To override the default storage classes that you specify in Code Mappings - C > Data Defaults, apply a storage class directly to a data item by using the Code Mappings editor. Directly applying a storage class other than Auto or Model default bypasses the default memory section that you specify in Data Defaults. To retain the memory section, create a storage class in the Embedded Coder Dictionary and apply the desired memory section to it. Then, apply the storage class to individual data items in the Code Mappings editor. Other models cannot access the storage class and memory section that you define in the Embedded Coder Dictionary. To share the storage class and memory section sections among other models, store the Embedded Coder Dictionary in a Simulink Data Dictionary data (sldd) outside of your model. Then, share the dictionary between the target models. For more information, see Migrate Definitions from Model File to Shared Data Dictionary.

In rtwdemo_roll, in the BasicRollMode subsystem, the three Gain blocks represent the parameters of a PID control algorithm. In the Retain Default Memory Section After Applying a Default Storage Class or Function Template section, configure the nonparameter data of the model, such as signals and states, to appear in the same structure by applying the default storage class STRUCT_DATA. In this example, you configure the output signals of the Gain blocks so that the generated code allocates memory for them in the MYALGORITHM_DATA section but does not appear in the default storage class structure. Define a new storage class myStore in the Embedded Coder Dictionary and apply the desired memory section MYALGORITHM_DATA to it. Then, directly apply the storage class to the output signals of the Gain blocks.

  1. In the Embedded Coder Dictionary of the model, select the Storage Classes tab and click the Add button.

  2. For the new storage class, set:

    • Name to myStore.

    • Storage Type to Structured.

    • Memory Section to MYALGORITHM_DATA.

  3. In the model, navigate into the BasicRollMode subsystem. The signals of the subsystem are not automatically populated into the Code Mappings editor. You need to manually add signals by pausing on the ellipsis that appears above or below a signal line to open the action bar. Click the Add Signal button. The button is also available in the Code Mappings editor on the Signals/States tab.

  4. After you add the output signals of the Gain blocks, the signal rows appear in the Code Mappings -C > Signals/States tab. Open the Property Inspector by selecting the signal rows. In the Code section, set these properties:

    • Storage Class to myStore.

    • Identifier to the block names.

  5. Generate code from the model.

  6. Inspect the generated file rtwdemo_roll.c. The file defines a structure variable myStore_rtwdemo_roll and applies the pragma to the variable.

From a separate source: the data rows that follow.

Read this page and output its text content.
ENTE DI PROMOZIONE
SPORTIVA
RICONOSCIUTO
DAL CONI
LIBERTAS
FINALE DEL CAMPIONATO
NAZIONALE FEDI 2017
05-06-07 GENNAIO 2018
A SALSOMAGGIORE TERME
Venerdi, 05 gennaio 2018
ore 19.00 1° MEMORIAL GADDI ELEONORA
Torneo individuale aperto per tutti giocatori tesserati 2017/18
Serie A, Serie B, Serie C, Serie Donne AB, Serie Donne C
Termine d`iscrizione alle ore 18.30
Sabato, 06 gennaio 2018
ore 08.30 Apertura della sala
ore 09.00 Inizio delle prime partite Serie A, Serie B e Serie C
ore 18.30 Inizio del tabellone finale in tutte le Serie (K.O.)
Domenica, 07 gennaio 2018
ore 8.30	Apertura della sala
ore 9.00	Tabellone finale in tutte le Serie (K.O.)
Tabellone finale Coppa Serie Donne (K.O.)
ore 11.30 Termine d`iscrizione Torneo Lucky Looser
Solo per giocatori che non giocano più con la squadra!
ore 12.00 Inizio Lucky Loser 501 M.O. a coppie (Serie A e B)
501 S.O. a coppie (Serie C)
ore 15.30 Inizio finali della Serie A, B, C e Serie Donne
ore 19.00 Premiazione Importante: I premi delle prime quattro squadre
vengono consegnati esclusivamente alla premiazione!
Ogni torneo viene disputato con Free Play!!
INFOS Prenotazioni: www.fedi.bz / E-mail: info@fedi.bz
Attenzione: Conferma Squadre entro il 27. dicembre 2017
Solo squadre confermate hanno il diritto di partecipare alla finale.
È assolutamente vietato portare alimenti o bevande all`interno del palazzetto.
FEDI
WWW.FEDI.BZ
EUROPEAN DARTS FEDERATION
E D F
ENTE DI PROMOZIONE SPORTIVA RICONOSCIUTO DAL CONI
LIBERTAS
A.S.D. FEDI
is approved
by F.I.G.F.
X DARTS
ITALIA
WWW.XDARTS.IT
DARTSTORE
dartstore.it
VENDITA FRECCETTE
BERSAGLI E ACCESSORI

    /* Storage class 'myStore' */
    #pragma SEC_MYALGORITHM_DATA("myStore_rtwdemo_roll")
    
    rtwdemo_roll_myStore myStore_rtwdemo_roll;

  7. Inspect the generated file rtwdemo_roll.h. The structure variable contains the output signals of the Gain blocks. The output signals are now in a different structure but stored in the same MYALGORITHM_DATA memory section.

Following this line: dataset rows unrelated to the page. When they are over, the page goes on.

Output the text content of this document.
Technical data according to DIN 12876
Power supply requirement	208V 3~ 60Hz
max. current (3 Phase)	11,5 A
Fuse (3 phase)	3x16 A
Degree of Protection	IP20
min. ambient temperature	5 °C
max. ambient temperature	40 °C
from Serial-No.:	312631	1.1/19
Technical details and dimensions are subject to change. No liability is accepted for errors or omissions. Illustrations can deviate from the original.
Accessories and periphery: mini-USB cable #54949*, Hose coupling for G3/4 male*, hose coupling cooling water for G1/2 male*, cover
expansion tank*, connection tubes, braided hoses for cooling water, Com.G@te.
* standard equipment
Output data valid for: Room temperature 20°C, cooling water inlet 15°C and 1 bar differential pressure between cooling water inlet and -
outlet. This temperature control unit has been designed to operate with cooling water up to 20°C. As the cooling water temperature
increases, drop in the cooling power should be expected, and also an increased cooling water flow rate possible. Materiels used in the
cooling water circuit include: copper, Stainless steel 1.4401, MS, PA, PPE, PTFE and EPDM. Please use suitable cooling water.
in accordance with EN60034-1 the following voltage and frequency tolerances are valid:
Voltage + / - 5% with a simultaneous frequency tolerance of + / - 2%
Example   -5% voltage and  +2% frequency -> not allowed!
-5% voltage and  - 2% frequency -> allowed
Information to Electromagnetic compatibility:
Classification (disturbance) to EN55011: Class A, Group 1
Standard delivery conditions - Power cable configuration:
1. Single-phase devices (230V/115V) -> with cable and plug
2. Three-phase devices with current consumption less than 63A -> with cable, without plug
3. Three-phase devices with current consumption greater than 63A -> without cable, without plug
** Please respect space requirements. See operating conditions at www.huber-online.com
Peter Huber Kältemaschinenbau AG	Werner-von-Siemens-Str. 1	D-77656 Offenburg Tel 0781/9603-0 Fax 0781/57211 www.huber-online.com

/* Storage class 'myStore', for system '<Root>' */
typedef struct {
  real32_T DispGain;                   /* '<S1>/DispGain' */
  real32_T RateGain;                   /* '<S1>/RateGain' */
  real32_T IntGain;                    /* '<S1>/IntGain' */
} rtwdemo_roll_myStore;

Configure Pragma to Surround Groups of Definitions

If your build toolchain requires that a pragma or other decoration surround multiple definitions of variables or functions at once, in an Embedded Coder Dictionary or the Custom Storage Class Designer, set Statements surround to Group of variables (the default in the Custom Storage Class Designer).

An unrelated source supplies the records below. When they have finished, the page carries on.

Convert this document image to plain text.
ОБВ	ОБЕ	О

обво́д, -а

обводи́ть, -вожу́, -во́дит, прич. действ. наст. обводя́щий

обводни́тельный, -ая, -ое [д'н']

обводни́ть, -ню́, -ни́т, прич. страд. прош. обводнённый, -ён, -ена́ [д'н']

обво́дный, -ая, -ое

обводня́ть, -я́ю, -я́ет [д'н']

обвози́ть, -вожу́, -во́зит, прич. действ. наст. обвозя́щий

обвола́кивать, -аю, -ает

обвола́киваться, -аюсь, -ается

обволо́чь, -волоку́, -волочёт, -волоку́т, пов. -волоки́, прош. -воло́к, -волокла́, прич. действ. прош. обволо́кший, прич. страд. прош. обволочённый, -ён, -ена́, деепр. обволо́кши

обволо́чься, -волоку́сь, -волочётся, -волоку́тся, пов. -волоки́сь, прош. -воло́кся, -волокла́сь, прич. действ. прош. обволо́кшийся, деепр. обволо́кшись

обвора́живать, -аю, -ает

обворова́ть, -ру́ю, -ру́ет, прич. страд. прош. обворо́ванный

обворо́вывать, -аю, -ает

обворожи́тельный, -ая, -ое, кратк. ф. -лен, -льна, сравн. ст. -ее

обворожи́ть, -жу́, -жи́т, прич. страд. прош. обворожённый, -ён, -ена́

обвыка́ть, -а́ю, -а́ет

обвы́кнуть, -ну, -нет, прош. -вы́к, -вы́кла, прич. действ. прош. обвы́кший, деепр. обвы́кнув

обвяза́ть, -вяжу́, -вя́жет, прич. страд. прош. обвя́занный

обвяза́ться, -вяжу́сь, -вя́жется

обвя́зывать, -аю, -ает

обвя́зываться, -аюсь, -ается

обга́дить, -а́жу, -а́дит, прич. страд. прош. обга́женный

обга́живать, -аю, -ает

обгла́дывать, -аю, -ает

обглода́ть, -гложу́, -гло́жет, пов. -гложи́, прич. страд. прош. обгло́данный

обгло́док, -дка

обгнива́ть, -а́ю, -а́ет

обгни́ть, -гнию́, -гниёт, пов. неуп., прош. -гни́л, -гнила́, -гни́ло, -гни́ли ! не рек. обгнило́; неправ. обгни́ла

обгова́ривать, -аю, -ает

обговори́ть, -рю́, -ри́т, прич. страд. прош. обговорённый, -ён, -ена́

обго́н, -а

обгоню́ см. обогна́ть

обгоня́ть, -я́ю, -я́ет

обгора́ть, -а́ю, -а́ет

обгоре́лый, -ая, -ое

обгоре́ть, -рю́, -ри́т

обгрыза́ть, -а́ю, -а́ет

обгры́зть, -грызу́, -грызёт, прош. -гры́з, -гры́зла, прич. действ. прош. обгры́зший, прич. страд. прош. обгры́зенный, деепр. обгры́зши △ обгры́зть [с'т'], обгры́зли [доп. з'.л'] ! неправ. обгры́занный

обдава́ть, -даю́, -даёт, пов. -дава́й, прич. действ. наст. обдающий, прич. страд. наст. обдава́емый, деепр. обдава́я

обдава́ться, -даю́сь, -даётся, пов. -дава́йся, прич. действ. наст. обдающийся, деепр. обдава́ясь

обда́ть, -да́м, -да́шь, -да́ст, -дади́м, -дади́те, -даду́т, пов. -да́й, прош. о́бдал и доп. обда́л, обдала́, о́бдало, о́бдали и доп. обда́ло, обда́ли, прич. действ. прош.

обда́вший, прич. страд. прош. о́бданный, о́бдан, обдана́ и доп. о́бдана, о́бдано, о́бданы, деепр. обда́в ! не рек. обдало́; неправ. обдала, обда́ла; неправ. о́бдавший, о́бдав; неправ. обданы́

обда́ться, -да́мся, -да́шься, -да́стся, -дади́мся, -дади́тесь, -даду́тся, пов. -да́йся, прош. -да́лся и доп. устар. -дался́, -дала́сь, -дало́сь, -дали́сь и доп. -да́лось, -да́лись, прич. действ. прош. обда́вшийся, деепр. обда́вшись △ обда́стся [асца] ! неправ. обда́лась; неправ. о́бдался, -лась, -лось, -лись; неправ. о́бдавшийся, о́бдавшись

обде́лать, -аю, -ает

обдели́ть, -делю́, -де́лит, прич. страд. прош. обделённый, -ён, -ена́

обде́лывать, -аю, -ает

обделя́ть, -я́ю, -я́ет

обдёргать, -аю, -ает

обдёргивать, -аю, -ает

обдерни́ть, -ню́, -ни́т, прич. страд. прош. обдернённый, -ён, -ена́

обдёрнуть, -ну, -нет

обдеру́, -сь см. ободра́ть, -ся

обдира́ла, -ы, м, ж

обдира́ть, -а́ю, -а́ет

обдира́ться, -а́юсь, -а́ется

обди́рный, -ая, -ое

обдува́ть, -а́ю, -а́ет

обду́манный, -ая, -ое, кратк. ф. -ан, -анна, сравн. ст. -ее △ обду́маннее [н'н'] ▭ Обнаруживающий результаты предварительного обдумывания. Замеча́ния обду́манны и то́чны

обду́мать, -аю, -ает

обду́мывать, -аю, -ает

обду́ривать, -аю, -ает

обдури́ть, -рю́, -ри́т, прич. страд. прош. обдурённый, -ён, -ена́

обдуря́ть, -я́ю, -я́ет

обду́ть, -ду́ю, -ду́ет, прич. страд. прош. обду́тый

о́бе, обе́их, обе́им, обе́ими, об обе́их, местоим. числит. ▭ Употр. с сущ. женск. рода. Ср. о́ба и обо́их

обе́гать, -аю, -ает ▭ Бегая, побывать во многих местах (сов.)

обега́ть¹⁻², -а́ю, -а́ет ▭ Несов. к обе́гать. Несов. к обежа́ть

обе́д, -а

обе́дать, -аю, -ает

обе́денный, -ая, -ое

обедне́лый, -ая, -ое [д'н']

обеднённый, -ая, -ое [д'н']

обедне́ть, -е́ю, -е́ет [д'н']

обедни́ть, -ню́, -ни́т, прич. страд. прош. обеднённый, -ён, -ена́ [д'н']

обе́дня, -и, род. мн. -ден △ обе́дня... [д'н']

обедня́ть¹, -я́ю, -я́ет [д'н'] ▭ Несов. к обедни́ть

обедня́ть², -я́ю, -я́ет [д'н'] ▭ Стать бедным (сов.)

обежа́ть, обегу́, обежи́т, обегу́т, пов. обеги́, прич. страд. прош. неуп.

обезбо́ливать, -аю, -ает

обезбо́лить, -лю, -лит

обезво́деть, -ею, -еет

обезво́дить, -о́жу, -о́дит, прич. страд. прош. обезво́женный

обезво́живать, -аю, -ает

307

Override Default Memory Placement for Individual Data Elements

After you configure memory section defaults in the Code Mappings editor (see Configure Default C Code Generation for Categories of Data Elements and Functions), to override these default settings for individual data elements (signals, parameters, and states), create a storage class and any required memory sections by using the Embedded Coder Dictionary. For more information see, Choose Where to Create and Store Memory Section Definition. When you create the storage class, set the Memory section property to the appropriate memory section. Then, use the Code Mappings editor to apply the storage class to individual data elements.

Choose Where to Create and Store Memory Section Definition

To define a memory section, you must choose where to create it: in an Embedded Coder Dictionary or in a Simulink Shared Dictionary.

  • If you need to use the memory section only in the Code Mappings editor, define the memory section in an Embedded Coder Dictionary.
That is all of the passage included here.